To read an excerpt from "Dragons May Be the Way Forward," another story in the collection, click here.
And to check out Leni's playlist for the book, see Largehearted Boy.
THE EVERYTHING HATER
My brother has enrolled in a writing class at the community center and says the other students make him want to kill himself and one day soon, he warns us, he probably will. Our mother laughs, but tells me to keep an eye peeled. My duties as the non-suicidal child include frequent phone calls and unannounced visits. I call frequently, and if he doesn't answer I call back until he does. I drive over to his apartment and stay an hour or two, coughing on his smoke, listening to crackly records whose brilliance he says I don't appreciate.
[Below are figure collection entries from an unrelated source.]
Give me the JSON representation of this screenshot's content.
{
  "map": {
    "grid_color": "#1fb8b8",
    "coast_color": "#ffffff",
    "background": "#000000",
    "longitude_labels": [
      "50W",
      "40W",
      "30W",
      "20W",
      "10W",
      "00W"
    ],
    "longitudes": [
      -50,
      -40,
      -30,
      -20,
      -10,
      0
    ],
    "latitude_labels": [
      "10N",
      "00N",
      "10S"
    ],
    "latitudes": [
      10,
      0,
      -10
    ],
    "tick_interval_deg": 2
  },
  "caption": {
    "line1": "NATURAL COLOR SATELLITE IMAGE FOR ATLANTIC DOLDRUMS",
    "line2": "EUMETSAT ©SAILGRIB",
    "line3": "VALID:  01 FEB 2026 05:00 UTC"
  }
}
There is often a pile of dishes crusting next to the sink. Not in the sink, because Horace needs the sink for watering and draining his large pots of decorative nightshade. You don't have to, he might say feebly, as I turn the taps, to which I reply, It's not a big deal, because it isn't, after all, a big deal to soap and rinse a few cups. So why doesn't he wash them himself? I accuse my mother of raising a boy who can't do his own dishes and of raising a girl who feels obliged to do them. Don't give me that, she says, did you check the bathroom? and I nod and say, Just mouthwash! because it would not ease her mind to tell her what is in my brother's medicine cabinet.